Frente a atual crise brasileira e a crescente degeneração da democracia construída sobre a Constituinte de 1988 (tutelada pelos militares), muitos buscam alternativas para colocar em prática seu “Fora Bolsonaro”. O sentimento crescente de que o atual presidente governa para os ricos e pouco se importa com a vida dos trabalhadores – fato que ele mesmo não deixa de negar quando perguntado sobre a maior taxa de mortes por coronavírus em 24 horas e sua única resposta é um sonoro e repulsivo “e daí?!” – é parte da demonstração de como o capitão do reacionarismo pouco se importa com as vidas dos trabalhadores e com os mínimos direitos democráticos, fato provado pela sua participação nos atos abertamente pró-ditadura e todas as demais declarações reacionárias.

Bolsonaro é fruto podre do golpe de 2016, apoiado por militares, que hoje ocupam diversos cargos no interior de seu governo, e por figuras, não menos odiosas e anti-trabalhador como Maia, Doria e todo o judiciário golpista que garantiu a prisão arbitrária de Lula, a manipulação das eleições e todos os ataques contra os trabalhadores e população pobre.

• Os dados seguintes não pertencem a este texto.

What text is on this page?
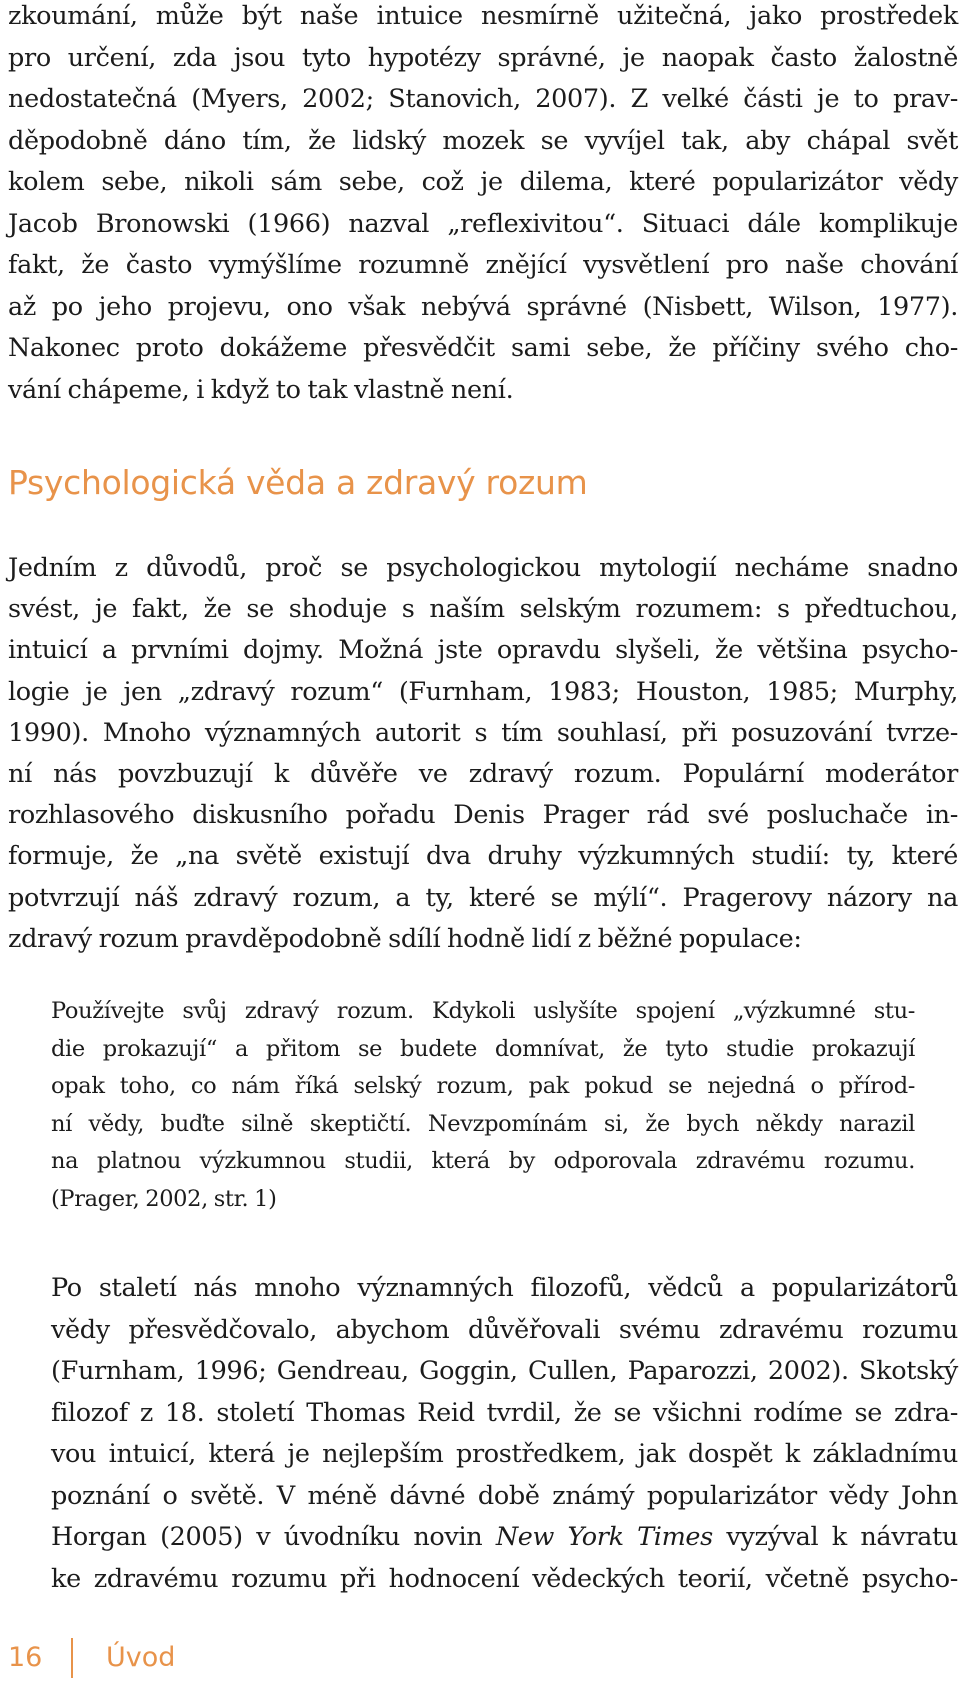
zkoumání, může být naše intuice nesmírně užitečná, jako prostředek
pro určení, zda jsou tyto hypotézy správné, je naopak často žalostně
nedostatečná (Myers, 2002; Stanovich, 2007). Z velké části je to prav-
děpodobně dáno tím, že lidský mozek se vyvíjel tak, aby chápal svět
kolem sebe, nikoli sám sebe, což je dilema, které popularizátor vědy
Jacob Bronowski (1966) nazval „reflexivitou“. Situaci dále komplikuje
fakt, že často vymýšlíme rozumně znějící vysvětlení pro naše chování
až po jeho projevu, ono však nebývá správné (Nisbett, Wilson, 1977).
Nakonec proto dokážeme přesvědčit sami sebe, že příčiny svého cho-
vání chápeme, i když to tak vlastně není.
Psychologická věda a zdravý rozum
Jedním z důvodů, proč se psychologickou mytologií necháme snadno
svést, je fakt, že se shoduje s naším selským rozumem: s předtuchou,
intuicí a prvními dojmy. Možná jste opravdu slyšeli, že většina psycho-
logie je jen „zdravý rozum“ (Furnham, 1983; Houston, 1985; Murphy,
1990). Mnoho významných autorit s tím souhlasí, při posuzování tvrze-
ní nás povzbuzují k důvěře ve zdravý rozum. Populární moderátor
rozhlasového diskusního pořadu Denis Prager rád své posluchače in-
formuje, že „na světě existují dva druhy výzkumných studií: ty, které
potvrzují náš zdravý rozum, a ty, které se mýlí“. Pragerovy názory na
zdravý rozum pravděpodobně sdílí hodně lidí z běžné populace:
Používejte svůj zdravý rozum. Kdykoli uslyšíte spojení „výzkumné stu-
die prokazují“ a přitom se budete domnívat, že tyto studie prokazují
opak toho, co nám říká selský rozum, pak pokud se nejedná o přírod-
ní vědy, buďte silně skeptičtí. Nevzpomínám si, že bych někdy narazil
na platnou výzkumnou studii, která by odporovala zdravému rozumu.
(Prager, 2002, str. 1)
Po staletí nás mnoho významných filozofů, vědců a popularizátorů
vědy přesvědčovalo, abychom důvěřovali svému zdravému rozumu
(Furnham, 1996; Gendreau, Goggin, Cullen, Paparozzi, 2002). Skotský
filozof z 18. století Thomas Reid tvrdil, že se všichni rodíme se zdra-
vou intuicí, která je nejlepším prostředkem, jak dospět k základnímu
poznání o světě. V méně dávné době známý popularizátor vědy John
Horgan (2005) v úvodníku novin New York Times vyzýval k návratu
ke zdravému rozumu při hodnocení vědeckých teorií, včetně psycho-
16 Úvod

Sendo os militares, os mesmos que nunca foram eleitos por ninguém, parte de um governo em que o próprio vice, Mourão, homenageia a ditadura militar no último dia 1° de abril e agem como árbitros da crescente crise política no país como a mão que segura a espada do regime.

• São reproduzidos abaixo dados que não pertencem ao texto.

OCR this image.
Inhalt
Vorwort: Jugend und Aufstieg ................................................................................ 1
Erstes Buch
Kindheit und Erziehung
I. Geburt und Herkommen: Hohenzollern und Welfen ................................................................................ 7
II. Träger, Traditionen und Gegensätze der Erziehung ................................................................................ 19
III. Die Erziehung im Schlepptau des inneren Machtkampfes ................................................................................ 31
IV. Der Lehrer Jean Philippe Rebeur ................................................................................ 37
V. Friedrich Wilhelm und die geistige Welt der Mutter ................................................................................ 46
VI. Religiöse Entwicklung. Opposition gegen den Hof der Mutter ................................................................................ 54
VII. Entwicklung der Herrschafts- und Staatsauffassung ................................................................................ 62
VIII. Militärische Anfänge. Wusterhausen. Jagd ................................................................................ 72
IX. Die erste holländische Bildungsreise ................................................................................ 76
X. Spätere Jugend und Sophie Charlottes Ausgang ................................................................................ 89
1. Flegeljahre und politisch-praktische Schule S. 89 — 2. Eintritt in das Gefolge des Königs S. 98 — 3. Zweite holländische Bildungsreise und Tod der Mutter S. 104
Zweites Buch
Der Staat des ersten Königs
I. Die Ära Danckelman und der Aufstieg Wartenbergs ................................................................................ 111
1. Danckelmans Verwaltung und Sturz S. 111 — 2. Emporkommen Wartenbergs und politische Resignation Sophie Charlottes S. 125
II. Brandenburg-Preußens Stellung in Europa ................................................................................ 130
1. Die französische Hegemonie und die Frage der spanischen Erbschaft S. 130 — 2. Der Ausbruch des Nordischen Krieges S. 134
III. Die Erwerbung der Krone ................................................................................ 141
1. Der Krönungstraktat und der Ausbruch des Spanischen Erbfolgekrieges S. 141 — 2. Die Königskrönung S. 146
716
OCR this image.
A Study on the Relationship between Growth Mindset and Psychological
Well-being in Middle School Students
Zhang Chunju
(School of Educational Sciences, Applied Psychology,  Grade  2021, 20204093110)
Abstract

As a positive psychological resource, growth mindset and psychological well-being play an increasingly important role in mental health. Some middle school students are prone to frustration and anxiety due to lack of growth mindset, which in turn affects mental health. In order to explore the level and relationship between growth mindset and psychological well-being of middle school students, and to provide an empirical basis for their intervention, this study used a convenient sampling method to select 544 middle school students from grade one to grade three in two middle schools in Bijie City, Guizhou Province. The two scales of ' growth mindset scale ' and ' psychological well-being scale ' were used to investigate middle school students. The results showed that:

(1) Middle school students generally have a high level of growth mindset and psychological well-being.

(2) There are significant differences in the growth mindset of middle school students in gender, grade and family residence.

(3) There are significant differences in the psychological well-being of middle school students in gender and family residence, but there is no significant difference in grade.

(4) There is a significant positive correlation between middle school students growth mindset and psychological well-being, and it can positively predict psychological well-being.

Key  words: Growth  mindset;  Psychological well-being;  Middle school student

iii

Entre a crise dos de cima, uma coisa une todos os políticos e demais setores da burguesia brasileira, incluindo os militares que vem a cada dia ganhando mais força: garantir os ataques contra os trabalhadores. Portanto, diferente da oposição passiva de setores da esquerda e do próprio PT, que, inclusive, fizeram um ato no 1° de maio (dia do trabalhador) com os inimigos golpistas de nossa classe, nosso objetivo tem de ser a luta contra Bolsonaro e Mourão sem nenhuma confiança no Congresso, governadores e judiciário, que foram e são parte do processo de degeneração da democracia com suas múltiplas faces autoritárias e reacionárias. Afinal, seria possível uma saída em prol dos trabalhadores e população pobre com os mesmos que fizeram o golpe em 2016, abriram caminho à Bolsonaro, sustentando-o, inclusive, até o momento?

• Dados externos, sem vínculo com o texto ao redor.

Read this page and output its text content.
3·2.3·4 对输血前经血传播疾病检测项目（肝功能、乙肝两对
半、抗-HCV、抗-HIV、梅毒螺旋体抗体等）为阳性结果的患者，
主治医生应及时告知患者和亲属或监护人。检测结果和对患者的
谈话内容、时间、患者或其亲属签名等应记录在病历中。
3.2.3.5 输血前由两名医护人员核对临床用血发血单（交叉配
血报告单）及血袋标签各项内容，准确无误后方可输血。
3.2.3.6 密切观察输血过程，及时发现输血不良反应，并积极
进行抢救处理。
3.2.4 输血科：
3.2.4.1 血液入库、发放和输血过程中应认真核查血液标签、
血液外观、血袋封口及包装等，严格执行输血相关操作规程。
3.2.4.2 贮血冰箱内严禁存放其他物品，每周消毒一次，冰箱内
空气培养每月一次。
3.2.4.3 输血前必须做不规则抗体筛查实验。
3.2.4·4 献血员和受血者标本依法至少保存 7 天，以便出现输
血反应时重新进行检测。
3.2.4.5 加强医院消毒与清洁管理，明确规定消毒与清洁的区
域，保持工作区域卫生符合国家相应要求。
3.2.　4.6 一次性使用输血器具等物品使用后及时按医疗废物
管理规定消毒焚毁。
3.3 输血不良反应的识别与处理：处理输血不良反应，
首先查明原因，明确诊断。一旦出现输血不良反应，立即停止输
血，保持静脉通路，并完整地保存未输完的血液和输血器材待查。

Portanto, pensar a consiga da Constituinte deveria ser um dever de toda esquerda, a partir dos debates travados pelos revolucionários russo e sardo, para fazer emergir como sujeitos os únicos capazes de entender e responder as suas próprias demandas enquanto classe: os trabalhadores. Afinal, a crise aberta hoje no Brasil se aprofunda, mas não surge com o coronavírus, portanto, trabalhar por uma resposta a crise sanitária também inclui repensar de cima a baixo todo o funcionamento da sociedade, desde os lucros dos patrões, o pagamento da dívida pública, que saqueia o dinheiro que poderia ir para saúde, educação, moradia e etc., além de todas as questões que afligem os trabalhadores no dia a dia.

Para tal desafio é preciso que o conjunto da esquerda brasileira rompa todo e qualquer seguidismo as alas do regime, e levantem uma política independente e classista. Neste sentido é que buscamos retomar o debate das consignas democrático-radicais como parte do desafio em construir uma saída dos trabalhadores para a crise. Por isso, a importância da esquerda em romper, por um lado, com aquela visão que transformou o programa democrático-radical como um fim em si mesmo e, por outro, com aquela que, mais diretamente, abandonaram as consignas democráticas (ALBAMONTE; MAIELLO, 2020, p. 248). Ou seja, para enfrentar a crise atual é necessário romper as ilusões na democracia burguesa e qualquer adaptação ao regime, supostamente democrático, que mantem os mesmos princípios estruturantes da sociedade capitalista: administrar os negócios da burguesia em detrimento da vida dos trabalhadores.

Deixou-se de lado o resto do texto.